The Bull Hotel - Stony Stratford, Milton Keynes, UK
Posted by: Dragontree
N 52° 03.440 W 000° 51.205
30U E 647167 N 5769589
This public house can be found along the High Street in the old part of Stony Stratford, Milton Keynes, Bucks.
Waymark Code: WM2Z0M
Location: Southern England, United Kingdom
Date Posted: 01/13/2008
Views: 121
With a warm welcoming and informal atmosphere all rooms are tastefully decorated with good facilities. The pub is a best-known specialist in real ale available in 'The Vaults Bar'. It has 2 excellent restaurants offering English, Mexican and Spanish cuisine.
The Bull Hotel is a unique and fascinating traditional coaching inn. All 14 rooms have en-suite facilities and feature every modern comfort and convenience. The cosy hotel restaurant offers excellent value through a good range of freshly prepared traditional and foreign dishes. In Stables Wine Bar there are a wide range of wines on sale, together with traditional and continental beers. Great food is served, with Spanish and Mexican dishes being the popular specialities. The Stables is also a popular venue for private gatherings, parties and business meetings. The Vault`s Bar is as popular with visitors as it is with the many colourful characters that frequent its hallowed portals.

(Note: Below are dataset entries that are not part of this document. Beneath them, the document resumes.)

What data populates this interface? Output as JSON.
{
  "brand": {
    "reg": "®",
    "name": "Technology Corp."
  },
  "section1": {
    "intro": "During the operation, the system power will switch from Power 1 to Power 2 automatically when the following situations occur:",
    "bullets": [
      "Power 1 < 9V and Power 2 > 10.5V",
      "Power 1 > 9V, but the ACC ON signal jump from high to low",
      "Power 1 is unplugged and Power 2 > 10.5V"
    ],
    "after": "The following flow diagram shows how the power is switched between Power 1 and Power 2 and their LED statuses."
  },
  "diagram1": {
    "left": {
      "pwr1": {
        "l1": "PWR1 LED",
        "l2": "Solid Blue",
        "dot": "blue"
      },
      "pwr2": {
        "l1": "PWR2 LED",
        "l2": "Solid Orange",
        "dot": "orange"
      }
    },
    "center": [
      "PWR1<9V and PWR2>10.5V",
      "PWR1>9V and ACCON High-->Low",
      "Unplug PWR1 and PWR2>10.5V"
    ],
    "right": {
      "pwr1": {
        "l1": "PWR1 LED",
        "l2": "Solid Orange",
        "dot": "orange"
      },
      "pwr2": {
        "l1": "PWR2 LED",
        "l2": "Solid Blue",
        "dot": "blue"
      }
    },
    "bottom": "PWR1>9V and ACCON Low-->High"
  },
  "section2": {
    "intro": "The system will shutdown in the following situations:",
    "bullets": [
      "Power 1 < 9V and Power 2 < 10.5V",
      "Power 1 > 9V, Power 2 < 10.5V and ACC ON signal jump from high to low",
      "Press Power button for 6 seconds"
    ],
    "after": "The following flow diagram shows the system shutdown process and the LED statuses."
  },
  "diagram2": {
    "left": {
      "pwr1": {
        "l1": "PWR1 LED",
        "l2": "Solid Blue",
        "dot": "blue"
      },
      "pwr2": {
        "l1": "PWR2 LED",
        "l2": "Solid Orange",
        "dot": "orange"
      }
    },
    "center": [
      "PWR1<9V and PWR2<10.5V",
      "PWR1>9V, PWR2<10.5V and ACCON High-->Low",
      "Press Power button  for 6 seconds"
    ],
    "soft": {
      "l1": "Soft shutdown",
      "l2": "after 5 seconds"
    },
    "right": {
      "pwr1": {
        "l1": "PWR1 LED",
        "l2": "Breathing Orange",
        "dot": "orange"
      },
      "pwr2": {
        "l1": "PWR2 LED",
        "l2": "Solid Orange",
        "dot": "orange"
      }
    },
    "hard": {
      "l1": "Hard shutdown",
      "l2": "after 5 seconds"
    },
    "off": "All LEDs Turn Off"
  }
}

In the mid seventies, The Bull Hotel, then under the command of Howard Willis - one of Stony's most influential families - opened a long disused bar and called it the Vaults. One Sunday lunchtime, soon after the opening, three musicians, John Brooks, USAF Captain Ted Witsie and Matt Armour, got their guitars out and sat in the corner, swapping songs. From this virtual accident grew the Vaults Bar Folk Workshop, where innumerable local, and not so local, musicians have cut their performing teeth and gone on to greater things. Again many now-local performers cite their experiences here as the reason they moved to Stony.
The ancient north Buckinghamshire town of Stony Stratford, now part of the new city of Milton Keynes, is famous as the place of origin of the term 'Cock & Bull Story', recognised throughout the English-speaking world.
This dates back to the late 18th/early 19th centuries, at the height of the great coaching era, when Stony Stratford (which is located on the old Roman Road of Watling Street, latterly the A5) was an important stopping-off point for mail and passenger coaches travelling between London and the North.
Travellers on these coaches were regarded as a great source of current news from remote parts of the country - news which would be imparted in the town's two main inns, The Cock and The Bull. The two establishments rapidly developed a rivalry as to which could furnish the most outlandish and scurrilous travellers' tales. Hence Cock & Bull Story.
It was here that the great fire started in 1742 when a chambermaid, afraid of being reprimanded for burning a sheet whilst ironing it, stuffed the sheet up a chimney. When the resulting fire reached the thatch, it spread rapidly down the street, and even across the river as blazing thatch was swept along by the wind. By the time the fire was over, most of the lower part of the town including St Mary's Church had been destroyed.